By Nick Dancer and Abigail Reuille
While the gray hues of natural concrete are certainly appealing, sometimes colored concrete is desired to fit the look a client is envisioning. Adding color to concrete that has already been poured and cured is an option that Dancer Concrete Design offers when polishing a concrete floor.
There are two different ways to add color to concrete – Penetrating Dyes and Reactive Stains – and each has its own unique set of benefits and reasons for use. It is important to clarify traffic patterns, stain resistance needs, and overall aesthetic of a space before selecting a coloring method.

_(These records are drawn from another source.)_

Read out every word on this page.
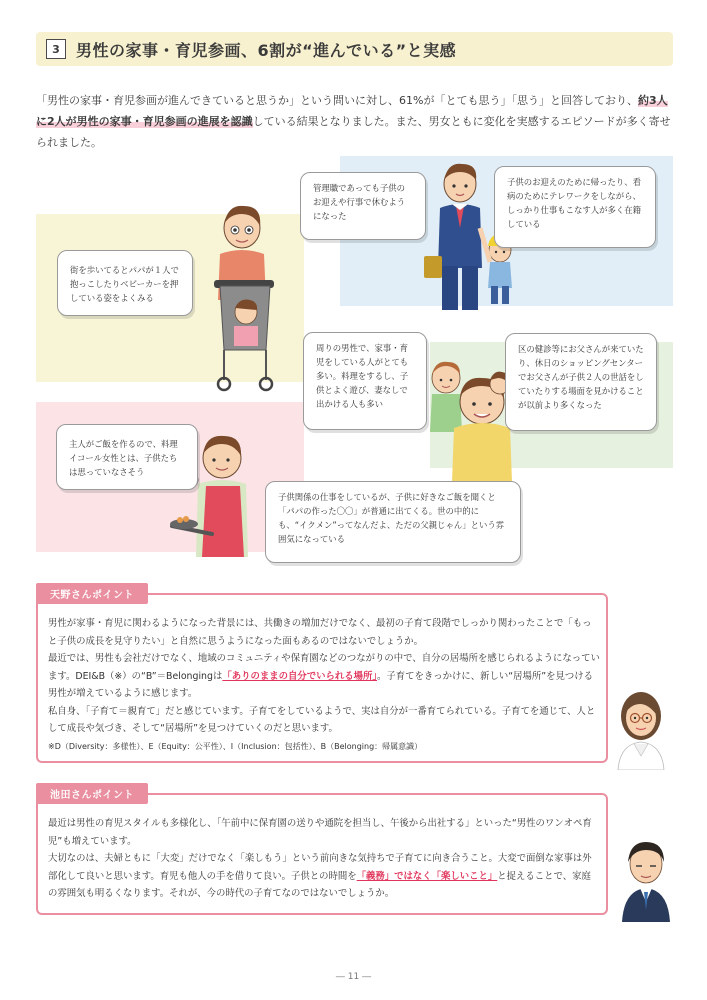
3	男性の家事・育児参画、6割が“進んでいる”と実感
「男性の家事・育児参画が進んできていると思うか」という問いに対し、61%が「とても思う」「思う」と回答しており、約3人に2人が男性の家事・育児参画の進展を認識している結果となりました。また、男女ともに変化を実感するエピソードが多く寄せられました。
管理職であっても子供のお迎えや行事で休むようになった
子供のお迎えのために帰ったり、看病のためにテレワークをしながら、しっかり仕事もこなす人が多く在籍している
街を歩いてるとパパが１人で抱っこしたりベビーカーを押している姿をよくみる
周りの男性で、家事・育児をしている人がとても多い。料理をするし、子供とよく遊び、妻なしで出かける人も多い
区の健診等にお父さんが来ていたり、休日のショッピングセンターでお父さんが子供２人の世話をしていたりする場面を見かけることが以前より多くなった
主人がご飯を作るので、料理イコール女性とは、子供たちは思っていなさそう
子供関係の仕事をしているが、子供に好きなご飯を聞くと「パパの作った〇〇」が普通に出てくる。世の中的にも、“イクメン”ってなんだよ、ただの父親じゃん」という雰囲気になっている
天野さんポイント

男性が家事・育児に関わるようになった背景には、共働きの増加だけでなく、最初の子育て段階でしっかり関わったことで「もっと子供の成長を見守りたい」と自然に思うようになった面もあるのではないでしょうか。

最近では、男性も会社だけでなく、地域のコミュニティや保育園などのつながりの中で、自分の居場所を感じられるようになっています。DEI&B（※）の“B”＝Belongingは「ありのままの自分でいられる場所」。子育てをきっかけに、新しい“居場所”を見つける男性が増えているように感じます。

私自身、「子育て＝親育て」だと感じています。子育てをしているようで、実は自分が一番育てられている。子育てを通じて、人として成長や気づき、そして“居場所”を見つけていくのだと思います。

※D（Diversity：多様性）、E（Equity：公平性）、I（Inclusion：包括性）、B（Belonging：帰属意識）

池田さんポイント

最近は男性の育児スタイルも多様化し、「午前中に保育園の送りや通院を担当し、午後から出社する」といった“男性のワンオペ育児”も増えています。

大切なのは、夫婦ともに「大変」だけでなく「楽しもう」という前向きな気持ちで子育てに向き合うこと。大変で面倒な家事は外部化して良いと思います。育児も他人の手を借りて良い。子供との時間を「義務」ではなく「楽しいこと」と捉えることで、家庭の雰囲気も明るくなります。それが、今の時代の子育てなのではないでしょうか。

― 11 ―
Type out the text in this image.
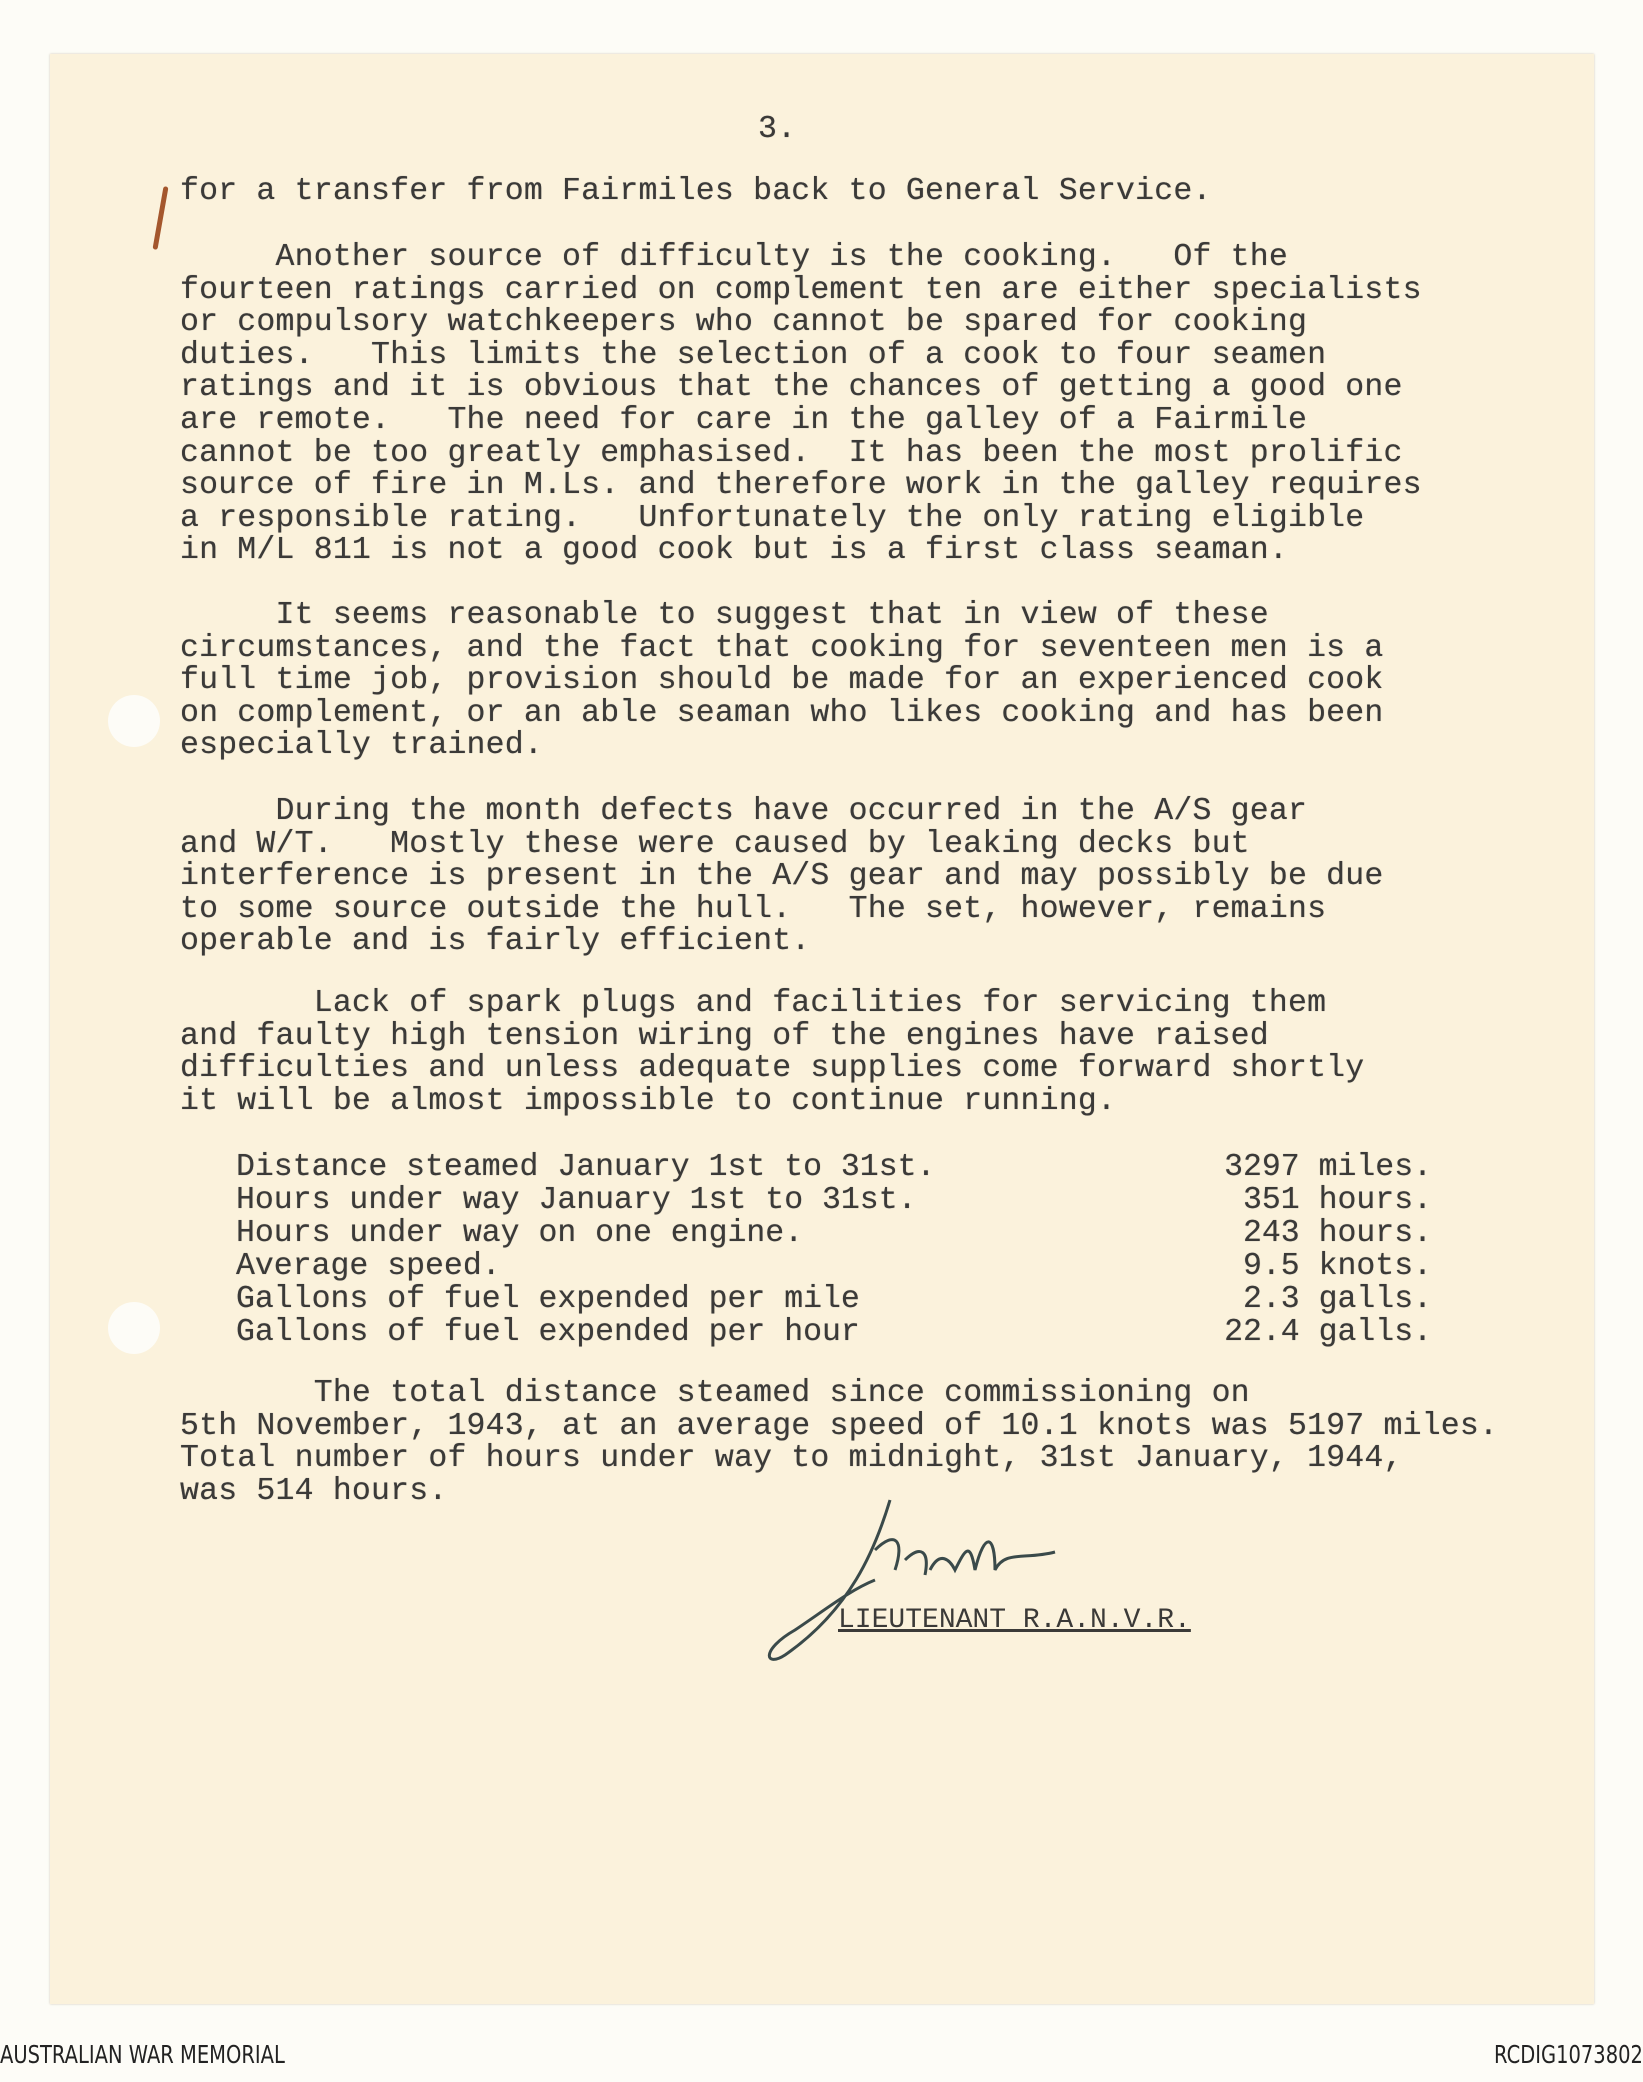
3.
for a transfer from Fairmiles back to General Service.
Another source of difficulty is the cooking.   Of the
fourteen ratings carried on complement ten are either specialists
or compulsory watchkeepers who cannot be spared for cooking
duties.   This limits the selection of a cook to four seamen
ratings and it is obvious that the chances of getting a good one
are remote.   The need for care in the galley of a Fairmile
cannot be too greatly emphasised.  It has been the most prolific
source of fire in M.Ls. and therefore work in the galley requires
a responsible rating.   Unfortunately the only rating eligible
in M/L 811 is not a good cook but is a first class seaman.
It seems reasonable to suggest that in view of these
circumstances, and the fact that cooking for seventeen men is a
full time job, provision should be made for an experienced cook
on complement, or an able seaman who likes cooking and has been
especially trained.
During the month defects have occurred in the A/S gear
and W/T.   Mostly these were caused by leaking decks but
interference is present in the A/S gear and may possibly be due
to some source outside the hull.   The set, however, remains
operable and is fairly efficient.
Lack of spark plugs and facilities for servicing them
and faulty high tension wiring of the engines have raised
difficulties and unless adequate supplies come forward shortly
it will be almost impossible to continue running.
Distance steamed January 1st to 31st.	3297 miles.
Hours under way January 1st to 31st.	351 hours.
Hours under way on one engine.	243 hours.
Average speed.	9.5 knots.
Gallons of fuel expended per mile	2.3 galls.
Gallons of fuel expended per hour	22.4 galls.
The total distance steamed since commissioning on
5th November, 1943, at an average speed of 10.1 knots was 5197 miles.
Total number of hours under way to midnight, 31st January, 1944,
was 514 hours.
LIEUTENANT R.A.N.V.R.
AUSTRALIAN WAR MEMORIAL	RCDIG1073802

Penetrating dyes are the more affordable coloring option of the two. These dyes penetrate the concrete surface much like wood stains penetrate wood. While some variation throughout the floor can be expected, dyes create a more uniform, vivid color throughout the floor. Dyes are typically chosen for their fast installation time, affordability, uniformity, and the bold coloring they produce. Keep in mind that penetrating dyes cannot be used outdoors and are more susceptible to discoloration than reactive stains.
Reactive stains contain mineral compounds that “react” with the cement in concrete, creating a marbled and unique coloring pattern in the floor. When applied, the stain appears as greenish yellow. After reacting with the cement, the color turns to a rich brown or leathery red. Because of this process, reactive stains are available in earthy tones with limited color options. Reactive stains offer a more permanent solution and most colors can be used outdoors. All reactive stains can be implemented indoors as well.
Whether a dye or stain is selected in the design process of planning a space, there is a concrete coloring method that can fit every situation and style. It is important to keep in mind the benefits of each, how the space will be used, and the overall desired design of the end environment.